# Illinois Coyote Hunters Unite



## Flight Medic (Feb 27, 2008)

I am looking for hunters in central Illinois who would like to do some coyote hunting. I don't have very many spots and think it could be benificial to combine with someone else to make a good day of calling


----------



## Kelly Hannan (Jan 9, 2007)

where is central Illinois


----------



## Flight Medic (Feb 27, 2008)

Peoria, Fulton, Tazwell, and Knox counties


----------



## Kelly Hannan (Jan 9, 2007)

Kankakee here, not many spots up here either. Lots of Coyotes, just no where to hunt


----------



## Flight Medic (Feb 27, 2008)

There is tons of land around here. I haven't been here long enough to secure much permission yet


----------



## Kelly Hannan (Jan 9, 2007)

there is a lot here too, just can't get permission.
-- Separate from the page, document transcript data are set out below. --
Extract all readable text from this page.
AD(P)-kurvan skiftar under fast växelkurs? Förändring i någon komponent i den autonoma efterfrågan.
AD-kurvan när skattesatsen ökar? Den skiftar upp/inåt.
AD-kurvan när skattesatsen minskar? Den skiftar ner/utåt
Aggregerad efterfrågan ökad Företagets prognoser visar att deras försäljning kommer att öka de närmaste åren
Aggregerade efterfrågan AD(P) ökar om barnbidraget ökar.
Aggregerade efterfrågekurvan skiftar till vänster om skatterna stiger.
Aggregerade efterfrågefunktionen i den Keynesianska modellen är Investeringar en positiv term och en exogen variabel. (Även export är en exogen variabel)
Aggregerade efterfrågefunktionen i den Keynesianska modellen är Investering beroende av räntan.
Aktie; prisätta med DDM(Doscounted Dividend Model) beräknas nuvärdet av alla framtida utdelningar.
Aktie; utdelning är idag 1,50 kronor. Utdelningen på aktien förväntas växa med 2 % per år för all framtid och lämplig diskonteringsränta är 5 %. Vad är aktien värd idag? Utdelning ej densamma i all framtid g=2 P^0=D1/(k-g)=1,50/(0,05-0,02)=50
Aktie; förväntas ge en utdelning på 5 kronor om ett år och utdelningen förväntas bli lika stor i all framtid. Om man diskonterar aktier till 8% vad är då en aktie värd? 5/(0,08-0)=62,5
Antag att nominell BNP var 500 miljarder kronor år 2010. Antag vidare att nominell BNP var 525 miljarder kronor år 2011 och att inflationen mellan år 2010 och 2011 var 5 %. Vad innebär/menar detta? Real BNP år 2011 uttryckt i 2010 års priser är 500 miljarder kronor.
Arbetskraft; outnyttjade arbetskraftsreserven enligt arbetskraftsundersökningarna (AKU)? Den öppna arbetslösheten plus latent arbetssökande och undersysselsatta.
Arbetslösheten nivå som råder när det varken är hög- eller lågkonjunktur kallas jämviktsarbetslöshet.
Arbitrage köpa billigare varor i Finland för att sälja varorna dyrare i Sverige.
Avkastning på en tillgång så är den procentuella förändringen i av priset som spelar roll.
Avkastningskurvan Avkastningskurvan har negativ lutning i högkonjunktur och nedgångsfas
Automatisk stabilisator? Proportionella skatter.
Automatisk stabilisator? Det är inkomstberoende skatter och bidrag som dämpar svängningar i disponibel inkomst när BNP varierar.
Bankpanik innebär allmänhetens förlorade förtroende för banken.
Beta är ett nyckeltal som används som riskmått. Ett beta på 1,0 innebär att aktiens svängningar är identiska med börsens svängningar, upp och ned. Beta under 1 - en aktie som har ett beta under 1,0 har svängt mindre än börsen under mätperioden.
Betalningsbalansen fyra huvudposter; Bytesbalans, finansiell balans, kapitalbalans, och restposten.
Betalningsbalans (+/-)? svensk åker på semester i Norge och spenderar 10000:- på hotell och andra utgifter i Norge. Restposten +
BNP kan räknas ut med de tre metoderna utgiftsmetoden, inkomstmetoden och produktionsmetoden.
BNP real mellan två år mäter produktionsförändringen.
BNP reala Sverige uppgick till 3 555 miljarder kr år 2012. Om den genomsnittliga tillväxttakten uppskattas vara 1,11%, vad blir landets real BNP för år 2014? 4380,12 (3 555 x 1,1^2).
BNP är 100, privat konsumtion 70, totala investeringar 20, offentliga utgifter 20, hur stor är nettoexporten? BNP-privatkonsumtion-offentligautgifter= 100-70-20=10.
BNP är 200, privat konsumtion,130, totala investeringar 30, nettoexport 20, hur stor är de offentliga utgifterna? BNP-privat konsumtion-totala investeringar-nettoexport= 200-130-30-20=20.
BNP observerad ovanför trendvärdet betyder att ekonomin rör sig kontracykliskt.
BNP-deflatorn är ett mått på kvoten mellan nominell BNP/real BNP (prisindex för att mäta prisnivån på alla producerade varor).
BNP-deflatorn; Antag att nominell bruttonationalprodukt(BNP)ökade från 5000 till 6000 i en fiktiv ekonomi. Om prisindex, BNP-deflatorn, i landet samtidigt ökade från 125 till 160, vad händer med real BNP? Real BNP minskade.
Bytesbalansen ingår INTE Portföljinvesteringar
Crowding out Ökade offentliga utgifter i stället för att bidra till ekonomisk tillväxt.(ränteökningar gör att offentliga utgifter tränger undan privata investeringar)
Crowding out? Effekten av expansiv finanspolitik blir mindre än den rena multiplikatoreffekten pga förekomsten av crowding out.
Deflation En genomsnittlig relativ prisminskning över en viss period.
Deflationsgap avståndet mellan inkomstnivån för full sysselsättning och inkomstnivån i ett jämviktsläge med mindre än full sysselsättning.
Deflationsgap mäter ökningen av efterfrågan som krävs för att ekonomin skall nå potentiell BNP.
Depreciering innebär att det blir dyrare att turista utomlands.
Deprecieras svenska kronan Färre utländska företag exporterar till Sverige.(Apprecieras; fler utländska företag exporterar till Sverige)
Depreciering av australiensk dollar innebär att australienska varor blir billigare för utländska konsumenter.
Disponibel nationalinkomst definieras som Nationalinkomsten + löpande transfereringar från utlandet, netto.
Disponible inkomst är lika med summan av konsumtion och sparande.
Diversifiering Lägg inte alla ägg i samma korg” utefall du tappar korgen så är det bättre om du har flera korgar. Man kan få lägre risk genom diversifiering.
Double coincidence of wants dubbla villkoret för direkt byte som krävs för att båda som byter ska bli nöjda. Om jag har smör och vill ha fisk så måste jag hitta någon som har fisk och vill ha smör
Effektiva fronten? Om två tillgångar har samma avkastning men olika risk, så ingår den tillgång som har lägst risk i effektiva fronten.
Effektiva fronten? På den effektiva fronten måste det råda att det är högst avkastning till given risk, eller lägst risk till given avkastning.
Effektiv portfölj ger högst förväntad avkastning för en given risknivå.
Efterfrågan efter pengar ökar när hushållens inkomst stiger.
People don't seem to want to let anyone hunt.


----------



## trikortreat (Dec 10, 2008)

im in south easter wisconsin, i have hunted in illinoise and wisconsin...seems like we got a couple more. keep tryin. i live right ion the state line.


----------



## hntnmn23 (Feb 26, 2007)

from peoria, up by chicago now but still do 95% of my hunting down there


----------



## deadyote (Nov 17, 2008)

S.ILL here way south lots of yotes here and a lot of ground to hunt I know a lot of farmers just dont go as much as I would like to got 8 this year my best year was 23


----------



## dinny (Jul 18, 2008)

I'm from Belleville and have only 2 places to hunt coyotes. One place I have shot at one coyote and have heard several howling at night. The other place which has a better habitat, I have never seen or heard any coyotes. The neighbors all complain of them, but I haven't been able to call any in. I do share that land with some waterfowl hunters who leave alot of trash and beer cans behind so that may be hampering things a bit. Also the main reason may be that I may inexperienced and still learning alot.


----------